Wocco parecía encontrarse al borde de la apoplejía. Sus labios mascullaron una imprecación tras otra.
—¡En piezas de dos metros! —estalló el enano finalmente—. ¡Estamos hablando de ciento cincuenta piezas!
—De ciento cincuenta y una y media —corrigió Nanfoodle.
—¡Pero eso es imposible!
—Pues tendrás que hacerlas —dijo el gnomo—. Si se tratara de un pedido comercial, no dudo de que harías lo imposible por fabricar las piezas en el plazo demandado.
—Si se tratara de un pedido comercial, me pagarían con dinerito contante y sonante —replicó Wocco con sarcasmo.
—Yo también voy a pagarte. Con mi propia moneda —aclaró Nanfoodle.
—¿Y qué moneda es ésa?
—Un pelotón de gigantes —respondió el gnomo con un gesto teatral, pues sabía que eran numerosos los herreros de la ciudad que estaban contemplando la discusión—. Un pelotón de gigantes y, más aún, la victoria de Banak Buenaforja y Mithril Hall.
—Si de eso se trata, podemos fabricar las armas que hagan falta —protestó el herrero.
—Lo que estoy encargando es un arma, un arma nueva y revolucionaria —aseguró Nanfoodle—. Trescientos tres metros. Estoy seguro de que sois capaces.
—¡Estamos hablando de una enorme cantidad de metal! —intervino otro de los herreros.
—De más de la mitad de nuestras reservas —convino un segundo.

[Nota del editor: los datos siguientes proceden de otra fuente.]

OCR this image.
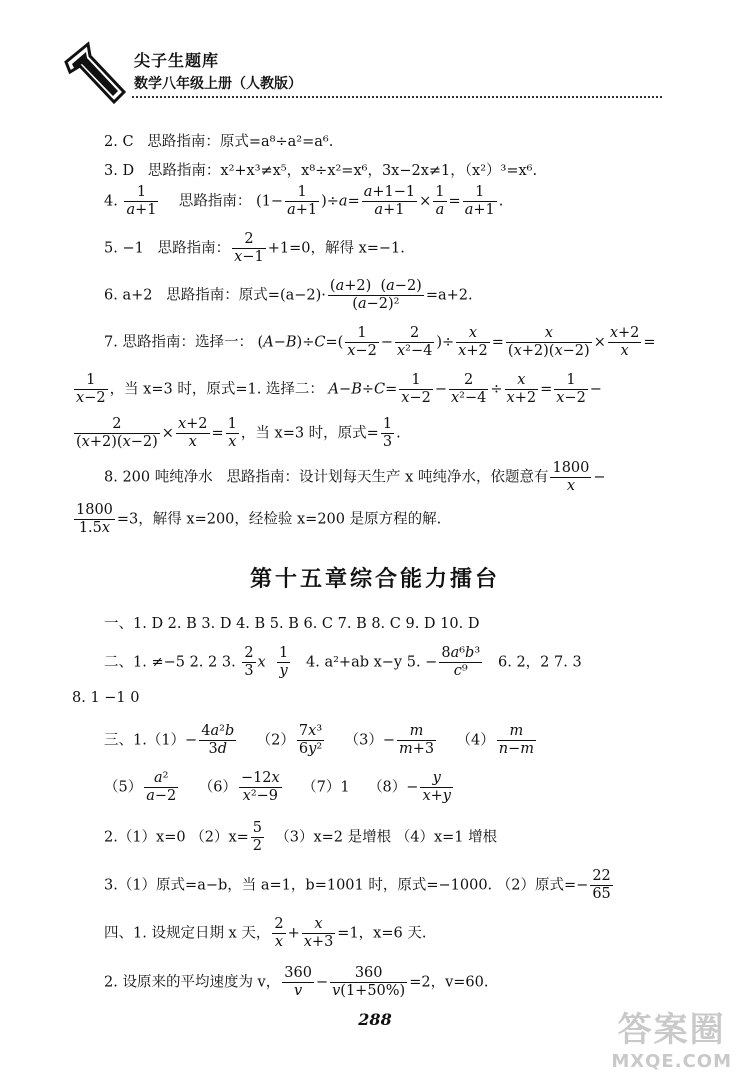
尖子生题库
数学八年级上册（人教版）
2. C 思路指南：原式=a⁸÷a²=a⁶.
3. D 思路指南：x²+x³≠x⁵，x⁸÷x²=x⁶，3x−2x≠1，（x²）³=x⁶.
4. $\frac{1}{a+1}$ 思路指南： $(1- \frac{1}{a+1} )\div a= \frac{a+1-1}{a+1} \times \frac{1}{a} = \frac{1}{a+1}$ .
5. −1 思路指南： $\frac{2}{x-1} +1=0$，解得 x=−1.
6. a+2 思路指南：原式$=(a-2)\cdot \frac{(a+2) (a-2)}{\text{(a−2)²}} =a+2$.
7. 思路指南：选择一： $(A-B)\div C=( \frac{1}{x-2} - \frac{2}{\text{x²−4}}$ )÷ $\frac{x}{x+2} = \frac{x}{(x+2)(x-2)} \times \frac{x+2}{x}$ =
$\frac{1}{x-2}$ ，当 x=3 时，原式=1. 选择二： $A-B\div C= \frac{1}{x-2} - \frac{2}{\text{x²−4}} \div \frac{x}{x+2} = \frac{1}{x-2}$ −
$\frac{2}{(x+2)(x-2)} \times \frac{x+2}{x} = \frac{1}{x}$ ，当 x=3 时，原式= $\frac{1}{3}$ .
8. 200 吨纯净水 思路指南：设计划每天生产 x 吨纯净水，依题意有 $\frac{1800}{x}$ −
$\frac{1800}{1.5x} =3$，解得 x=200，经检验 x=200 是原方程的解.
第十五章综合能力擂台
一、1. D 2. B 3. D 4. B 5. B 6. C 7. B 8. C 9. D 10. D
二、1. ≠−5 2. 2 3. $\frac{2}{3}$ x $\frac{1}{y} 4$. a²+ab x−y 5. − $\frac{\text{8a⁶b³}}{\text{c⁹}} 6$. 2，2 7. 3
8. 1 −1 0
三、$1.(1)- \frac{\text{4a²b}}{3d} (2) \frac{\text{7x³}}{\text{6y²}} (3)- \frac{m}{m+3} (4) \frac{m}{n-m}$
$(5) \frac{\text{a²}}{a-2} (6) \frac{-12x}{\text{x²−9}} (7)1$ $(8)- \frac{y}{x+y}$
2.（1）x=0 $(2)x= \frac{5}{2} (3)x=2$ 是增根 （4）x=1 增根
3.（1）原式=a−b，当 a=1，b=1001 时，原式=−1000. （2）原式=− $\frac{22}{65}$
四、1. 设规定日期 x 天， $\frac{2}{x} + \frac{x}{x+3} =1$，x=6 天.
2. 设原来的平均速度为 v， $\frac{360}{v} - \frac{360}{v(1+50\%)} =2$，v=60.
288	答案圈
MXQE.COM
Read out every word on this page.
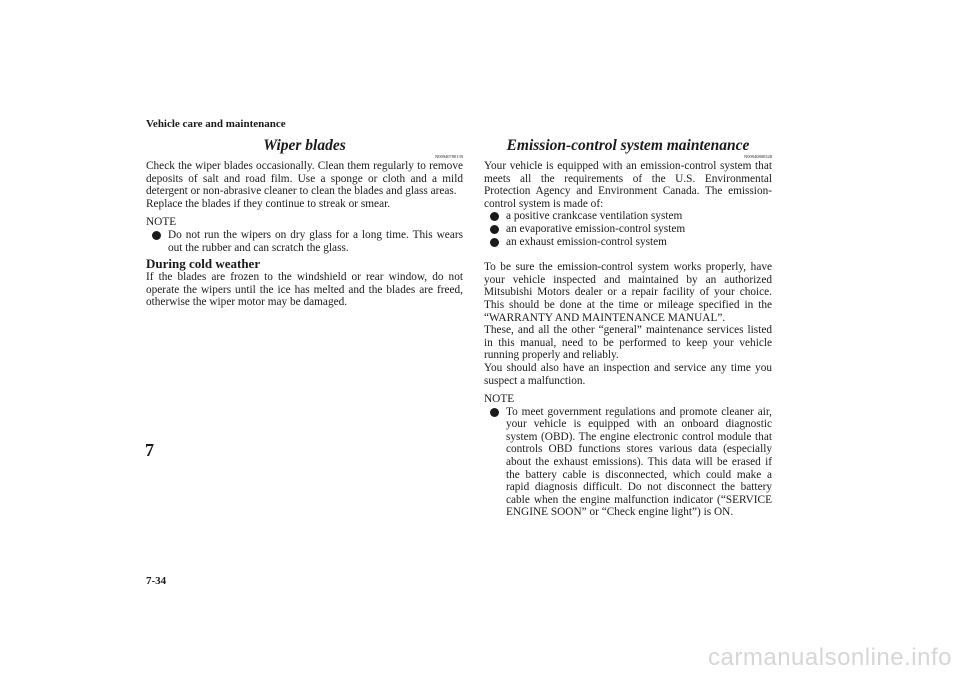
Vehicle care and maintenance
7
7-34
Wiper blades
N00940700139

Check the wiper blades occasionally. Clean them regularly to remove deposits of salt and road film. Use a sponge or cloth and a mild detergent or non-abrasive cleaner to clean the blades and glass areas.

Replace the blades if they continue to streak or smear.

NOTE
Do not run the wipers on dry glass for a long time. This wears out the rubber and can scratch the glass.
During cold weather

If the blades are frozen to the windshield or rear window, do not operate the wipers until the ice has melted and the blades are freed, otherwise the wiper motor may be damaged.

Emission-control system maintenance
N00940800328

Your vehicle is equipped with an emission-control system that meets all the requirements of the U.S. Environmental Protection Agency and Environment Canada. The emission-control system is made of:

a positive crankcase ventilation system
an evaporative emission-control system
an exhaust emission-control system

To be sure the emission-control system works properly, have your vehicle inspected and maintained by an authorized Mitsubishi Motors dealer or a repair facility of your choice. This should be done at the time or mileage specified in the “WARRANTY AND MAINTENANCE MANUAL”.

These, and all the other “general” maintenance services listed in this manual, need to be performed to keep your vehicle running properly and reliably.

You should also have an inspection and service any time you suspect a malfunction.

NOTE
To meet government regulations and promote cleaner air, your vehicle is equipped with an onboard diagnostic system (OBD). The engine electronic control module that controls OBD functions stores various data (especially about the exhaust emissions). This data will be erased if the battery cable is disconnected, which could make a rapid diagnosis difficult. Do not disconnect the battery cable when the engine malfunction indicator (“SERVICE ENGINE SOON” or “Check engine light”) is ON.
carmanualsonline.info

—¡Mucho más! —agregó un tercero.
—Estoy seguro de que podéis hacerlo —repitió Nanfoodle—. Vuestro concurso es decisivo. El tiempo juega en contra de Banak y los suyos. ¿Acaso queréis que los orcos los echen precipicio abajo?
El gnomo comprendió que acababa de poner el dedo en la llaga. Wocco, al punto, sacó pecho y apretó los dientes con gesto sombrío.
Nanfoodle por un segundo pensó que el enano iba a derribarlo de un puñetazo. Con todo, no se amilanó en absoluto.
—Estos tubos constituyen la única esperanza de Banak y sus muchachos —insistió el gnomo—. Sin vuestra ayuda, Banak está condenado a retirarse de forma desastrosa del campo de batalla.
Wocco guardó un silencio enfurruñado. Su mirada finalmente se posó en sus compañeros.
—Bien, ya habéis oído, chicos. ¡Todos a las fraguas, que hay mucho trabajo! —indicó de repente. Volviéndose hacia Nanfoodle, el enano añadió—: Mañana tendrás los trescientos tres metros que nos pides. Y algunos más de propina, por si te has quedado corto en tus cálculos.
Después de que los enanos hubieran vuelto a sus fraguas, Nanfoodle se acercó a la mesa y empezó a recoger sus numerosos diagramas. Súbitamente emocionado por la voluntariosa disposición de los enanos, el gnomo, de pronto, se llevó las manos a los ojos. A Nanfoodle le costaba creer que los enanos confiaran en él hasta semejante punto.
El gnomo esperaba no defraudar su confianza, pues era consciente de que su plan resultaba temerario a más no poder. A pesar de la pasión con que había defendido su idea ante Regis, Shoudra, Wocco Buenaforja y los demás, Nanfoodle no acababa de tenerlas todas consigo.
¡Ojalá no se hubiera equivocado en sus cálculos! No era cuestión de hacer saltar Mithril Hall por los aires.